Interview de Christophe Collignon dans le Mouvement communal: «Winston Churchill disait qu’on ne gaspille jamais une bonne crise»

Interview de Christophe Collignon dans le Mouvement communal:  «Winston Churchill disait qu’on ne gaspille jamais une bonne crise»
Dans une interview accordée au Mouvement communal, le ministre wallon Christophe Collignon tire un bref bilan de la mandature en évoquant de nombreux sujets essentiels pour les villes et communes wallonnes: blues des élus, paysage institutionnel intra francophone, supracommunalité, financement des zones de secours, neutralité budgétaire, droit de tirage, e-Gouvernement, logement public, et bien d’autres matières encore.

Le Mouvement communal est une revue destinée aux décideurs qui veulent contribuer de façon active à la gestion de leur commune. Soucieux de bien informer et d’épauler les gestionnaires communaux dans la réalisation de leur mission, l’Union des Villes et Communes de Wallonie (UVCW) adresse gratuitement cet outil à tous les membres des collèges communaux ainsi qu’aux directeurs généraux. Les CPAS et les intercommunales reçoivent également un exemplaire gratuit du Mouvement communal. Des exemplaires peuvent aussi être commandés par courriel à odb@uvcw.be ou par téléphone au 081 24 06 01.

MC-CC-PAGE-.jpg

Monsieur le Ministre, pourriez-vous tirer un rapide bilan de la législature qui se termine dans quelques mois?

"Cette législature fut fort mouvementée à cause des différentes crises que la collectivité a dû surmonter, mais le Gouvernement n’a pas à rougir de son travail face à celles-ci. Nous avons tenté d’être soutenants et je veux souligner que, sans les pouvoirs locaux, nous n’y serions pas arrivés. Les équipes municipales ont été soumises à rude épreuve, mais elles ont répondu présentes. Malgré cette législature chahutée, je crois que le bilan est plutôt satisfaisant. Nous avons dégagé beaucoup de moyens, notamment plus de deux milliards d’euros pour le logement, même si je suis conscient, qu’à terme, il faudra mettre en place des réformes plus importantes."

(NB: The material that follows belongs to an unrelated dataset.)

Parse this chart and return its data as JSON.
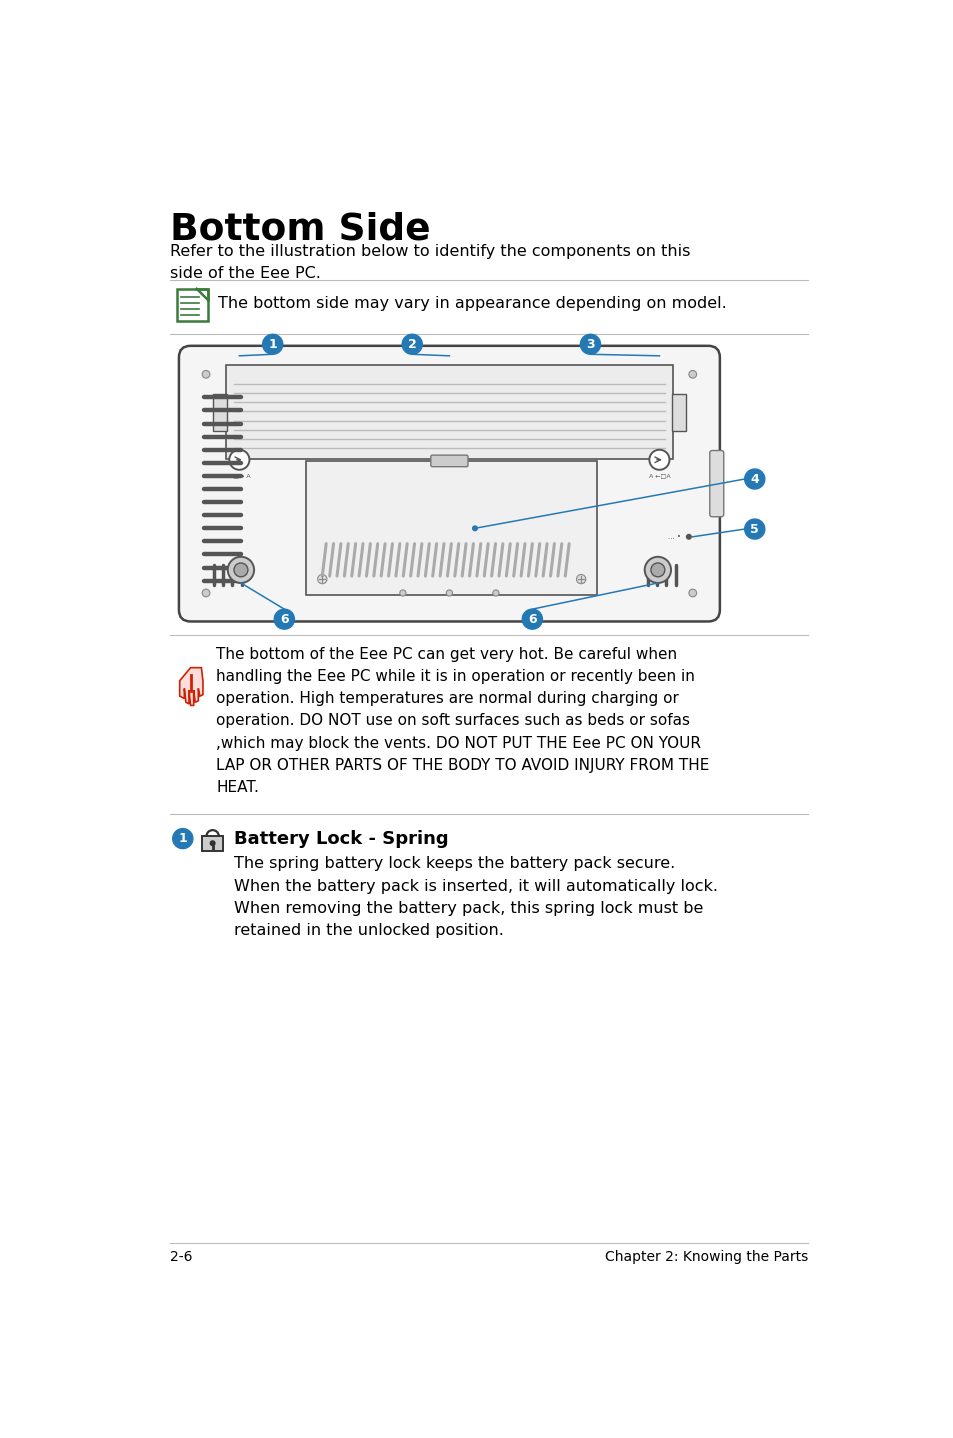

Les résultats de l’enquête «Blues des élus» de l’UVCW constituent un reflet direct de cette période. En avez-vous pris connaissance?

"Oui, et les résultats ne m’ont pas du tout étonné puisque j’avais été, moi-même, quelques mois auparavant, à la rencontre des municipalistes pendant notre opération «Ambitions communes». Le but était alors de les écouter et de récolter leur ressenti. J’ai effectivement ressenti une certaine lassitude chez les mandataires. On a essayé d’identifier les points de tension, notamment la responsabilité croissante, la complexification des matières, et le sous-effectif en termes de personnel dans certaines communes, particulièrement les plus petites. Pour les municipalistes, il y a la délicate et difficile question de la gestion des réseaux sociaux, l’immédiateté qu’on peut ressentir lorsqu’on est gestionnaire communal. La situation m’inquiète, car les villes et communes constituent le cœur de la démocratie et de la cohésion sociale. Pour nous, ce sont des opérateurs de développement extrêmement importants pour l’avenir de la Wallonie."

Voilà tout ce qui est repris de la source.